In this painting, Constantin Hansen has portrayed the older Alfred Hage with a certain lofty air about him – contrasting with its rather modest format. The additionally marked contrast between light and shadow lends the composition a solemn feel and amplifies the intensity in Hage’s determined look. As with other portraits from the artist’s late career, this head and shoulders portrait is marked by a stylised expression with a limited range of colours and simplification of form. The face is drawn with only a few contour lines and a simple, delimited form, while the general colour scheme only varies between very bright and dark shades. By the mid-19th century, Constantin Hansen distanced himself ever more from the Eckersberg School and its precise reproduction of reality, writing in his notebook that the task of the artist was not to create faithful reproductions of nature, but instead give a characteristic to the essential and omit the trivial.

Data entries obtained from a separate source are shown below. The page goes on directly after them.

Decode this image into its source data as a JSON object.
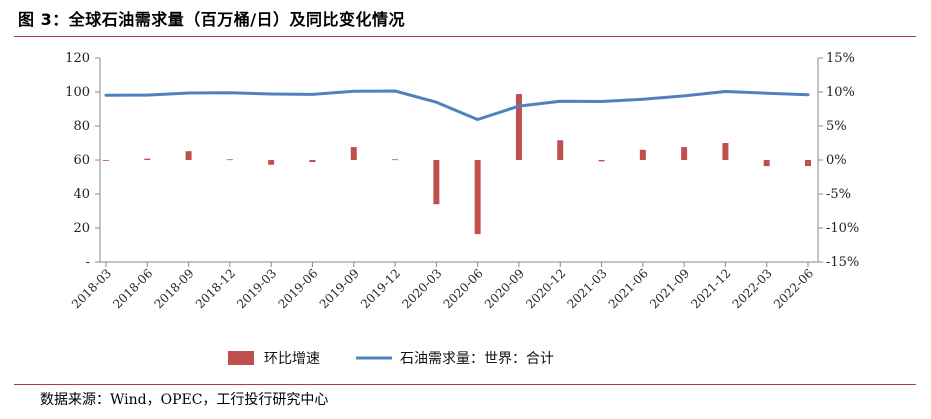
{
  "title": "图 3：全球石油需求量（百万桶/日）及同比变化情况",
  "source": "数据来源：Wind，OPEC，工行投行研究中心",
  "chart_data": {
    "type": "bar+line",
    "categories": [
      "2018-03",
      "2018-06",
      "2018-09",
      "2018-12",
      "2019-03",
      "2019-06",
      "2019-09",
      "2019-12",
      "2020-03",
      "2020-06",
      "2020-09",
      "2020-12",
      "2021-03",
      "2021-06",
      "2021-09",
      "2021-12",
      "2022-03",
      "2022-06"
    ],
    "x_tick_labels": [
      "2018-03",
      "2018-06",
      "2018-09",
      "2018-12",
      "2019-03",
      "2019-06",
      "2019-09",
      "2019-12",
      "2020-03",
      "2020-06",
      "2020-09",
      "2020-12",
      "2021-03",
      "2021-06",
      "2021-09",
      "2021-12",
      "2022-03",
      "2022-06"
    ],
    "series": [
      {
        "name": "环比增速",
        "type": "bar",
        "axis": "right",
        "color": "#c0504d",
        "values": [
          0.0,
          0.2,
          1.3,
          0.1,
          -0.7,
          -0.3,
          1.9,
          0.1,
          -6.5,
          -10.9,
          9.7,
          2.9,
          -0.2,
          1.5,
          1.9,
          2.5,
          -0.9,
          -0.9
        ]
      },
      {
        "name": "石油需求量：世界：合计",
        "type": "line",
        "axis": "left",
        "color": "#4f81bd",
        "values": [
          98.1,
          98.2,
          99.4,
          99.5,
          98.8,
          98.6,
          100.5,
          100.6,
          94.0,
          83.8,
          91.7,
          94.5,
          94.4,
          95.7,
          97.7,
          100.3,
          99.3,
          98.4
        ]
      }
    ],
    "y_left": {
      "min": 0,
      "max": 120,
      "ticks": [
        "-",
        "20",
        "40",
        "60",
        "80",
        "100",
        "120"
      ]
    },
    "y_right": {
      "min": -15,
      "max": 15,
      "ticks": [
        "-15%",
        "-10%",
        "-5%",
        "0%",
        "5%",
        "10%",
        "15%"
      ]
    },
    "legend_position": "bottom",
    "grid": false
  }
}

In his portrayal of the middle-aged Alfred Hage, Constantin Hansen highlights the authority that the man acquired through a long life.
About the artist:
Constantin Hansen received his initial training from his father, Heinrich Hansen, who was a portrait painter. Later, he studied under C.W. Eckersberg and his paintings became more classical in composition with tight, symmetrical structuring. Constantin Hansen was an excellent colourist and in many of his sketches, he anticipated the colour handling and painterly technique of the Impressionists. In 1860-64, he carried out the huge painting The Danish Constitutional Assembly, which now hangs at Frederiksborg Museum. The painting was commissioned by Johannes Hage’s father, Alfred Hage, and hung in the dining room at the family’s home in Harsdorff’s Palace on Kongens Nytorv (no. 3, the white palace to the right of Charlottenborg).